Kirkpatrick spent close to $300 on a pair of high-end earphones to wear while running, and when they didn't work, he set out to solve the problem himself. He educated himself on ergonomics and chemistry and started prototyping. "Hundreds of combinations" later, Kirkpatrick devised a microwaveable mold that could be shaped to fit the form of a specific user's ears.
"The system was so simple I figured someone had already patented it," Kirkpatrick says. But nobody had. "I sold my car, an Infiniti G35 Coupe, the next day and used the money to start the company."
In a Nutshell
When microwaved in a cup of water, Decibullz thermoplastic molds become soft and pliable for five or so minutes — plenty of time to make a replica of each user’s one-of-a-kind ears.
This makes for an earphone that actually stays in while working out. "We use the entire surface area of the conch — the bowl shaped part of the outer ear," says Kirkpatrick.
If need be, you can start over and plop them back in the microwave, he adds. "What makes us really unique is we're the only earmolds in the world that are remoldable."
Websites like Gizmodo and Lifehacker have effusively praised Decibullz for their comfort in product reviews. The molds alone are about $15, and Decibullz earphones (now available for pre-order) are about $50. The former are made in Colorado, and the latter have been outsourced to a manufacturing partner in Asia.
Decibullz has four employees today and was recently named a finalist in the Blue Ocean Enterprises Challenge, which awards a $250,000 grand prize in late May.
Earphones are about a $3 billion market worldwide. Decibullz is aimed at the athletic niche, but Kirkpatrick says the "everyday Joe" buys them as well. His next target is the "exploding" Bluetooth earphone market. "Nobody's found a way to keep these heavier earphones in your ear," he says. "We're the only solution out there." He's also looking at expanding into the hearing-aid space.
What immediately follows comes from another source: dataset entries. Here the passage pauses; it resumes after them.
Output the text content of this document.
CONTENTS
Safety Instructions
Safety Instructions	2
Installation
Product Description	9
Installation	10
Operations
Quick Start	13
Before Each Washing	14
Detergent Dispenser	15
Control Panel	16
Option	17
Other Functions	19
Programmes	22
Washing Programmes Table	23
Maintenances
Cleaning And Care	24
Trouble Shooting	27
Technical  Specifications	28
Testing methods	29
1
After a year selling molds compatible with other earphones, Kirkpatrick launched a crowdfunding campaign via Kickstarter in 2013 with a target of $40,000 to make earphones, dubbed Decibullz Contour. He nearly tripled that target, bringing in a total of $113,000 from 2,000 different investors.
"The Kickstarter community is awesome," says Kirkpatrick, adding that he's sold on the concept. "For every new product, we'll do a crowdfunding launch."